Late Wednesday afternoon, Cruz, along with a Star Wars cantina-like menagerie of politicians from both sides of the aisle — Sen. Tom Cotton, Rep. Alexandria Ocasio-Cortez and Sen. Ben Sasse among them — signed on to a letter chastising the NBA for its reaction to a pro-Hong Kong tweet sent by Houston Rockets general manager Daryl Morey.
"It is outrageous that the Chinese Communist Party is using its economic power to suppress the speech of Americans inside the United States," the group writes. "It is also outrageous that the NBA has caved to Chinese government demands for contrition."
"(F)ight for freedom, stand with Hong Kong,” is all that Morey tweeted, referencing ongoing pro-democracy protests on the island.
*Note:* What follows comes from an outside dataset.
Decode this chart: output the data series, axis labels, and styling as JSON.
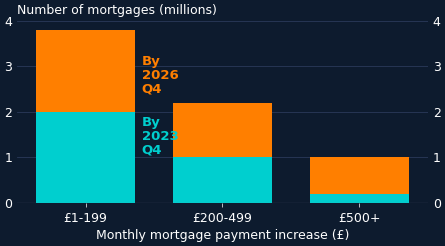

For most Americans, the Rockets official's statement would've been no big deal, but Morey works in the NBA, a league that has deep financial ties to mainland China.
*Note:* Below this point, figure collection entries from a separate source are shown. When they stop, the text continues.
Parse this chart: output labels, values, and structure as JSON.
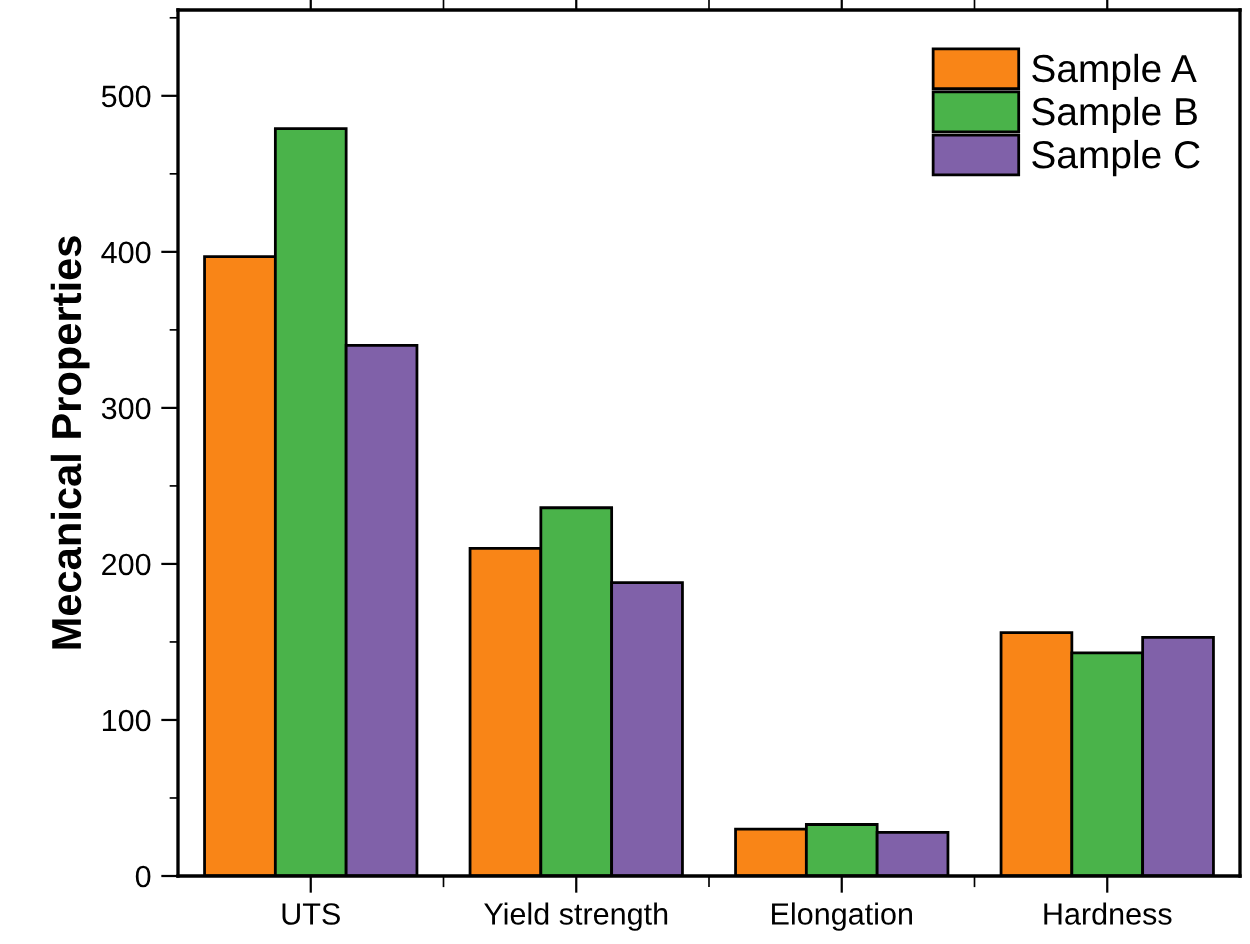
{
  "chart_data": {
    "type": "bar",
    "ylabel": "Mecanical Properties",
    "categories": [
      "UTS",
      "Yield strength",
      "Elongation",
      "Hardness"
    ],
    "series": [
      {
        "name": "Sample A",
        "color": "#f98517",
        "values": [
          397,
          210,
          30,
          156
        ]
      },
      {
        "name": "Sample B",
        "color": "#4ab34a",
        "values": [
          479,
          236,
          33,
          143
        ]
      },
      {
        "name": "Sample C",
        "color": "#8061a9",
        "values": [
          340,
          188,
          28,
          153
        ]
      }
    ],
    "ylim": [
      0,
      555
    ],
    "yticks": [
      0,
      100,
      200,
      300,
      400,
      500
    ],
    "grid": false,
    "legend": "top right"
  }
}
The league's first reaction was to apologize for the tweet.
“We recognize that the views expressed by Houston Rockets General Manager Daryl Morey have deeply offended many of our friends and fans in China, which is regrettable," the league said. "While Daryl has made it clear that his tweet does not represent the Rockets or the NBA, the values of the league support individuals’ educating themselves and sharing their views on matters important to them. We have great respect for the history and culture of China and hope that sports and the NBA can be used as a unifying force to bridge cultural divides and bring people together.”
After an avalanche of criticism, NBA Commissioner Adam Silver walked the statement back Tuesday.
"(T)he NBA will not put itself in a position of regulating what players, employees and team owners say or will not say on these issues. We simply could not operate that way," Silver said, in part. “Basketball runs deep in the hearts and minds of our two peoples. At a time when divides between nations grow deeper and wider, we believe sports can be a unifying force that focuses on what we have in common as human beings rather than our differences.”
Despite Silver's clarifications, Cruz, Cotton, Ocasio-Cortez, et al., want the league to suspend activities in China until sponsors and broadcasters controlled by the Chinese government end the boycott of the league that they started after Morey spoke out.
If the NBA took such a position, it would leave the Dallas Mavericks in a tough spot.
As the Observer detailed in a 2017 cover story, the Mavericks have cultivated and nurtured a large fan base in China, frequently relying on state-run social networks to spread the gospel of Dirk Nowitzki and, more recently, Luka Doncic.
Despite the public attention, Mavs owner Mark Cuban, a man who usually has no problem relaying an opinion, has not made a public statement about Morey or his comments. In response to an email from The Washington Times — Cuban didn't return the Observer's email, which is unusual — the entrepreneur only said, "ll refer you to Adam silvers [sic] comments.”